Microsoft’s CEO Calls for Accountable AI, Ignores the Algorithms That Already Rule Our Lives
Microsoft CEO Satya Nadella is concerned about the power artificial intelligence will wield over our lives. In a post on Slate yesterday he advised the computing industry to start thinking now about how to design intelligent software to respect our humanity.
“The tech industry should not dictate the values and virtues of this future,” he wrote.
Nadella called for “algorithmic accountability so that humans can undo unintended harm.” He said that smart software must be designed in ways that let us inspect its workings and prevent it from discriminating against certain people or using private data in unsavory ways.

These are noble and rational concerns—but ones tech leaders should have been talking about some time ago. There is ample evidence that the algorithms and software shaping daily life can already be marked by troubling biases.
Studies from the Federal Trade Commission have found signs that racial and economic biases decried in pre-Internet times are now reappearing in the systems powering targeted ads and other online services. In Wisconsin a fight is taking place over why the workings of a system that tries to predict whether a criminal will reoffend—and is used to determine jail terms—must be kept secret.
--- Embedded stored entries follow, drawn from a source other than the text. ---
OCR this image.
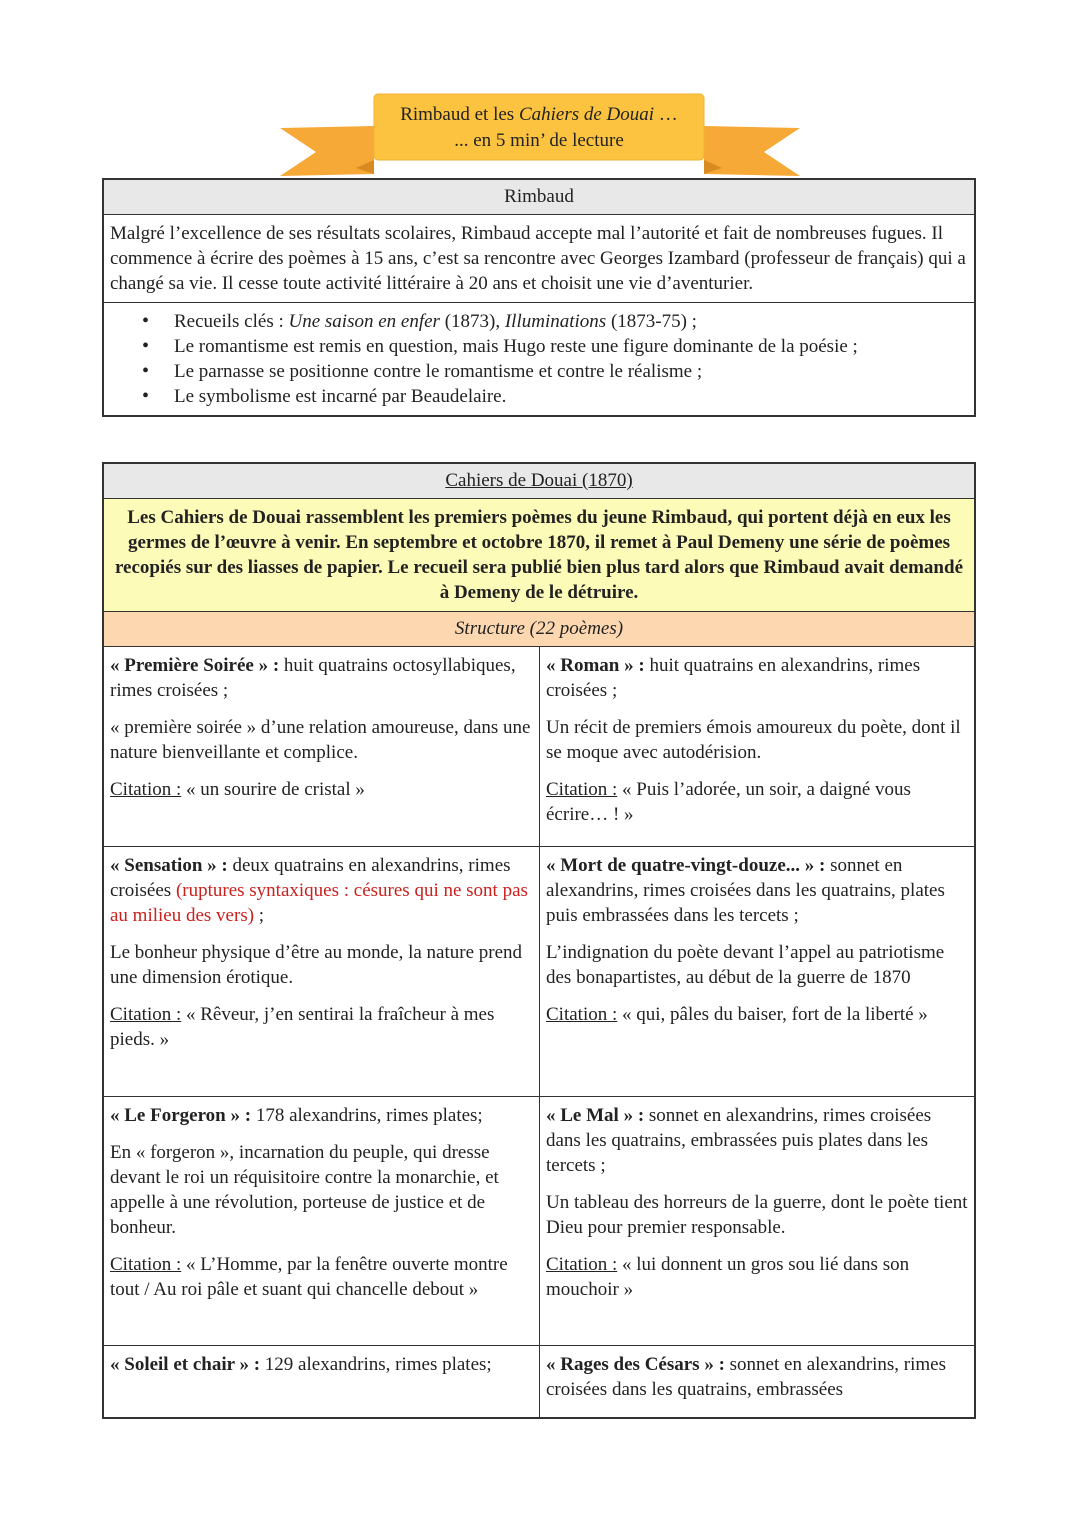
Rimbaud et les Cahiers de Douai …
... en 5 min’ de lecture
Rimbaud
Malgré l’excellence de ses résultats scolaires, Rimbaud accepte mal l’autorité et fait de nombreuses fugues. Il commence à écrire des poèmes à 15 ans, c’est sa rencontre avec Georges Izambard (professeur de français) qui a changé sa vie. Il cesse toute activité littéraire à 20 ans et choisit une vie d’aventurier.
• Recueils clés : Une saison en enfer (1873), Illuminations (1873-75) ;
• Le romantisme est remis en question, mais Hugo reste une figure dominante de la poésie ;
• Le parnasse se positionne contre le romantisme et contre le réalisme ;
• Le symbolisme est incarné par Beaudelaire.
Cahiers de Douai (1870)
Les Cahiers de Douai rassemblent les premiers poèmes du jeune Rimbaud, qui portent déjà en eux les germes de l’œuvre à venir. En septembre et octobre 1870, il remet à Paul Demeny une série de poèmes recopiés sur des liasses de papier. Le recueil sera publié bien plus tard alors que Rimbaud avait demandé à Demeny de le détruire.
Structure (22 poèmes)

« Première Soirée » : huit quatrains octosyllabiques, rimes croisées ;

« première soirée » d’une relation amoureuse, dans une nature bienveillante et complice.

Citation : « un sourire de cristal »

« Roman » : huit quatrains en alexandrins, rimes croisées ;

Un récit de premiers émois amoureux du poète, dont il se moque avec autodérision.

Citation : « Puis l’adorée, un soir, a daigné vous écrire… ! »

« Sensation » : deux quatrains en alexandrins, rimes croisées (ruptures syntaxiques : césures qui ne sont pas au milieu des vers) ;

Le bonheur physique d’être au monde, la nature prend une dimension érotique.

Citation : « Rêveur, j’en sentirai la fraîcheur à mes pieds. »

« Mort de quatre-vingt-douze... » : sonnet en alexandrins, rimes croisées dans les quatrains, plates puis embrassées dans les tercets ;

L’indignation du poète devant l’appel au patriotisme des bonapartistes, au début de la guerre de 1870

Citation : « qui, pâles du baiser, fort de la liberté »

« Le Forgeron » : 178 alexandrins, rimes plates;

En « forgeron », incarnation du peuple, qui dresse devant le roi un réquisitoire contre la monarchie, et appelle à une révolution, porteuse de justice et de bonheur.

Citation : « L’Homme, par la fenêtre ouverte montre tout / Au roi pâle et suant qui chancelle debout »

« Le Mal » : sonnet en alexandrins, rimes croisées dans les quatrains, embrassées puis plates dans les tercets ;

Un tableau des horreurs de la guerre, dont le poète tient Dieu pour premier responsable.

Citation : « lui donnent un gros sou lié dans son mouchoir »

« Soleil et chair » : 129 alexandrins, rimes plates;	« Rages des Césars » : sonnet en alexandrins, rimes croisées dans les quatrains, embrassées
Just today the ACLU filed suit against the U.S. government on behalf of researchers with a plan to look for racial discrimination in online job and housing ads. They can’t carry it out because of restrictions in federal hacking laws and the way tech firms write their terms and conditions.
It’s clear that some of the problems Nadella says could be created by future artificial intelligence are in fact already here. Microsoft researcher Kate Crawford nicely summarized the root of algorithmic bias in a recent New York Times op-ed, writing that software “may already be exacerbating inequality in the workplace, at home and in our legal and judicial systems.”
Nadella concludes his forward-looking post on artificial intelligence by saying: “The most critical next step in our pursuit of A.I. is to agree on an ethical and empathic framework for its design.” What better way to be ready for the AI-dominated future than to start work now on applying an ethical and empathic framework to the “dumb” software that already surrounds us?